Carpal Tunnel Syndrome (CTS) is a condition that arises due to compression of the median nerve as it runs down the forearm and into the wrist. This compression typically results in pain, tingling and/or numbness in the palm, thumb, index, and middle finger and can extend into the forearm. CTS is the most common compressive neuropathy with a prevalence of 3-4%1.
The carpal tunnel is an anatomical compartment located at the base of the palm which contains the median nerve as well as nine tendons of the hand and forearm. The boundaries of the carpal tunnel are formed by the bones of the wrist and the transverse carpal ligament. CTS results when there is a decrease in the size of the compartment, due to factors like overuse, trauma, or arthritis or an increase in the size of its contents due to swelling of the tissue around the flexor tendons, or both3. Since the walls of the carpal tunnel are non-extendable, built-up pressure is unable to escape and results in compression and irritation of the median nerve. This compression results in the hallmark weakness and altered sensation in the parts of the hand supplied by the median nerve.
Common risk factors for CTS include repetitive wrist movements such as typing or machine work, previous wrist injuries, pregnancy, diabetes, and autoimmune disease2.
CTS typically begins gradually with mild tingling or numbness, often at night or with sustained gripping of objects such as a phone or steering wheel. Patients often report feeling relief with stretching or shaking their hands4. As the condition progresses, feelings of tingling and numbness may occur more frequently and patients often complain of burning pain. Symptoms may eventually progress to muscle loss and decreased grip strength; which combined with sensory loss often results in complaints of weakness and often dropping things.

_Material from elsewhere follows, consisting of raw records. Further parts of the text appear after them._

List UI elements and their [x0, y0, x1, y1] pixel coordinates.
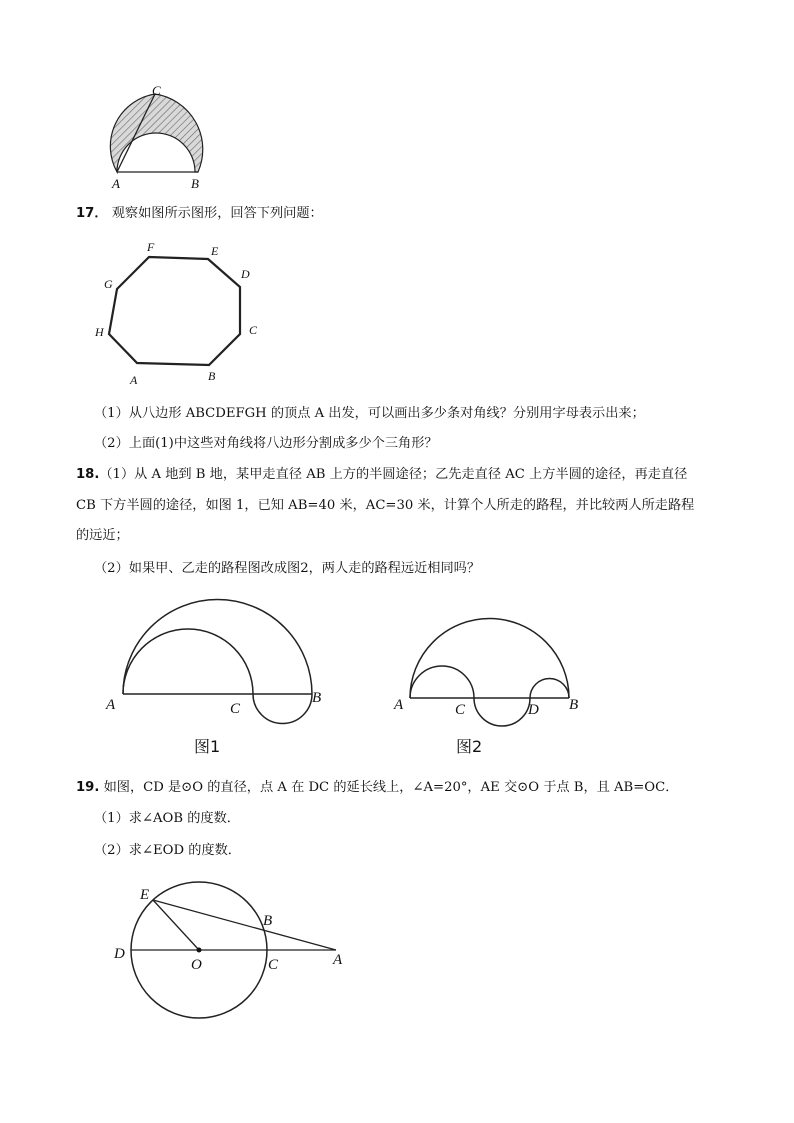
label-a: A — [106, 697, 116, 713]
figure-16-shaded-region — [84, 80, 214, 195]
label-b: B — [569, 697, 579, 713]
label-g: G — [104, 277, 113, 291]
label-b: B — [263, 913, 273, 929]
label-e: E — [140, 887, 150, 903]
question-19 — [76, 778, 678, 798]
label-c: C — [268, 957, 279, 973]
question-number: 18. — [76, 467, 100, 482]
octagon — [109, 257, 240, 365]
figure-octagon — [90, 238, 270, 388]
semicircle-ac — [410, 666, 474, 698]
question-18-part-2: （2）如果甲、乙走的路程图改成图2，两人走的路程远近相同吗？ — [94, 561, 481, 576]
label-o: O — [191, 957, 202, 973]
question-19-part-1: （1）求∠AOB 的度数． — [94, 811, 240, 826]
label-a: A — [112, 176, 120, 191]
label-b: B — [191, 176, 199, 191]
label-d: D — [114, 946, 125, 962]
question-text: （1）从 A 地到 B 地，某甲走直径 AB 上方的半圆途径；乙先走直径 AC 上方半圆的途径，再走直径 — [99, 467, 688, 482]
caption-fig-1: 图1 — [194, 737, 221, 756]
semicircle-db — [530, 679, 569, 698]
question-number: 19. — [76, 780, 100, 795]
figure-18-1 — [100, 596, 340, 761]
line-ea — [153, 900, 336, 950]
label-a: A — [394, 697, 404, 713]
semicircle-ac — [123, 629, 253, 694]
question-18-line-2: CB 下方半圆的途径，如图 1，已知 AB=40 米，AC=30 米，计算个人所走的路程，并比较两人所走路程 — [76, 498, 695, 513]
question-text: 观察如图所示图形，回答下列问题： — [111, 206, 323, 221]
question-17-part-1: （1）从八边形 ABCDEFGH 的顶点 A 出发，可以画出多少条对角线？分别用字母表示出来； — [94, 406, 645, 421]
semicircle-ab — [410, 619, 569, 699]
question-text: 如图，CD 是⊙O 的直径，点 A 在 DC 的延长线上，∠A=20°，AE 交⊙O 于点 B，且 AB=OC． — [103, 780, 679, 795]
label-c: C — [230, 701, 241, 717]
center-point — [197, 948, 202, 953]
label-h: H — [95, 325, 104, 339]
label-c: C — [249, 323, 258, 337]
shaded-region — [110, 94, 202, 172]
label-d: D — [241, 267, 250, 281]
label-b: B — [208, 369, 216, 383]
caption-fig-2: 图2 — [456, 737, 483, 756]
label-d: D — [528, 702, 539, 718]
label-c: C — [455, 702, 466, 718]
figure-18-2 — [388, 610, 598, 760]
question-18-line-1 — [76, 465, 687, 485]
question-18-line-3: 的远近； — [76, 528, 129, 543]
label-a: A — [333, 952, 343, 968]
label-b: B — [312, 690, 322, 706]
label-a: A — [130, 373, 138, 387]
line-eo — [153, 900, 199, 950]
semicircle-ab — [123, 600, 312, 695]
question-17 — [76, 204, 323, 224]
label-c: C — [152, 83, 161, 98]
figure-19-circle — [110, 875, 355, 1025]
question-17-part-2: （2）上面(1)中这些对角线将八边形分割成多少个三角形？ — [94, 436, 438, 451]
label-e: E — [211, 244, 219, 258]
label-f: F — [147, 240, 155, 254]
semicircle-cd — [474, 698, 530, 726]
question-19-part-2: （2）求∠EOD 的度数． — [94, 843, 241, 858]
semicircle-cb — [253, 694, 312, 724]
question-number: 17． — [76, 206, 108, 221]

Individuals with CTS respond well to physiotherapy based treatment. Patients are advised to modify activities to include regular breaks, ensure proper hand ergonomics when typing, and decrease repetitive activities where possible5. Treatment usually involves manual therapy around the hand and wrist as well as exercise to relieve pressure in the wrist and improve blood flow to the irritated nerve. Progress can be monitored using a variety of tools, including handheld dynamometry to measure changes in grip strength.

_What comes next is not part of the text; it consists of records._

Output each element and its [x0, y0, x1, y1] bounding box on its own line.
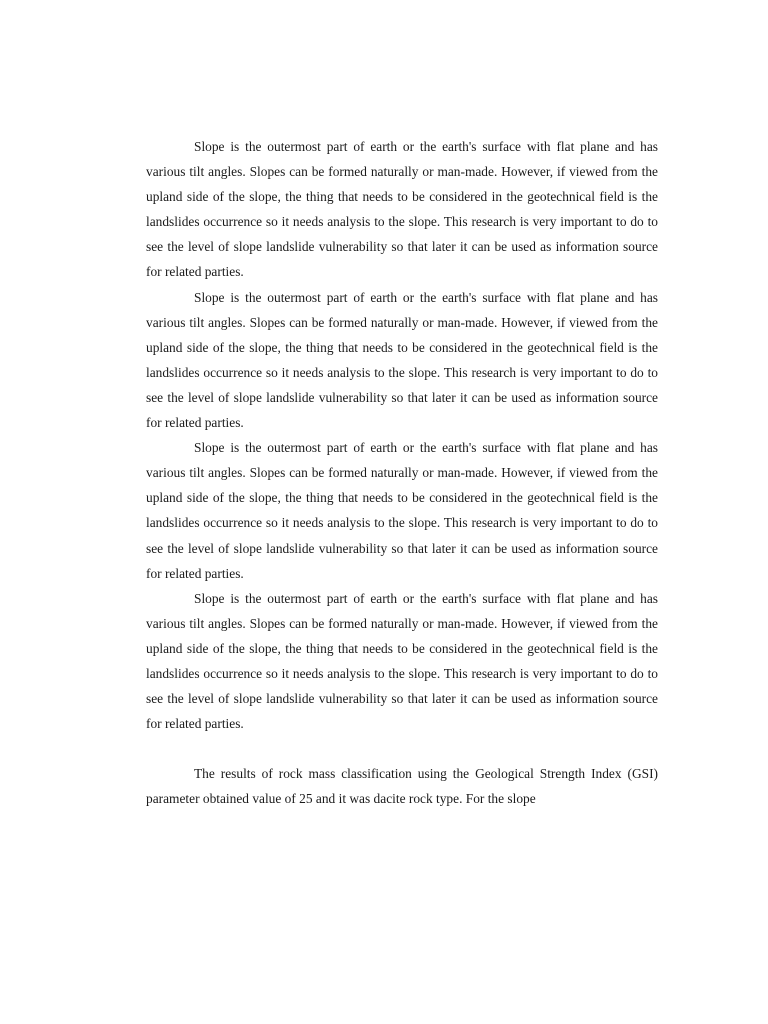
paragraph-4: Slope is the outermost part of earth or the earth's surface with flat plane and has various tilt angles. Slopes can be formed naturally or man-made. However, if viewed from the upland side of the slope, the thing that needs to be considered in the geotechnical field is the landslides occurrence so it needs analysis to the slope. This research is very important to do to see the level of slope landslide vulnerability so that later it can be used as information source for related parties.: [146, 590, 658, 732]
paragraph-5: The results of rock mass classification using the Geological Strength Index (GSI) parameter obtained value of 25 and it was dacite rock type. For the slope: [146, 766, 658, 807]
paragraph-3: Slope is the outermost part of earth or the earth's surface with flat plane and has various tilt angles. Slopes can be formed naturally or man-made. However, if viewed from the upland side of the slope, the thing that needs to be considered in the geotechnical field is the landslides occurrence so it needs analysis to the slope. This research is very important to do to see the level of slope landslide vulnerability so that later it can be used as information source for related parties.: [146, 440, 658, 581]
paragraph-2: Slope is the outermost part of earth or the earth's surface with flat plane and has various tilt angles. Slopes can be formed naturally or man-made. However, if viewed from the upland side of the slope, the thing that needs to be considered in the geotechnical field is the landslides occurrence so it needs analysis to the slope. This research is very important to do to see the level of slope landslide vulnerability so that later it can be used as information source for related parties.: [146, 289, 658, 431]
document-page: [146, 134, 658, 811]
paragraph-1: Slope is the outermost part of earth or the earth's surface with flat plane and has various tilt angles. Slopes can be formed naturally or man-made. However, if viewed from the upland side of the slope, the thing that needs to be considered in the geotechnical field is the landslides occurrence so it needs analysis to the slope. This research is very important to do to see the level of slope landslide vulnerability so that later it can be used as information source for related parties.: [146, 139, 658, 280]
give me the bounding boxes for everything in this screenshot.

Most current recommendations suggest activity modification as initial therapy rather than immobilizing braces. In some cases, it is recommended to wear a brace at night or during activities that are known to aggravate symptoms. However, a brace should not generally be used during the day as movement and use of the wrist are required to prevent muscle loss and stiffness7.
For more severe cases with unrelenting pain or in those who have persisting symptoms following conservative management, surgery to release the transverse carpal ligament may be recommended. Surgery was found to be most beneficial in the short term (6 months) to alleviate symptoms, however conservative management resulted in similar symptom relief in the long term (12-18 months).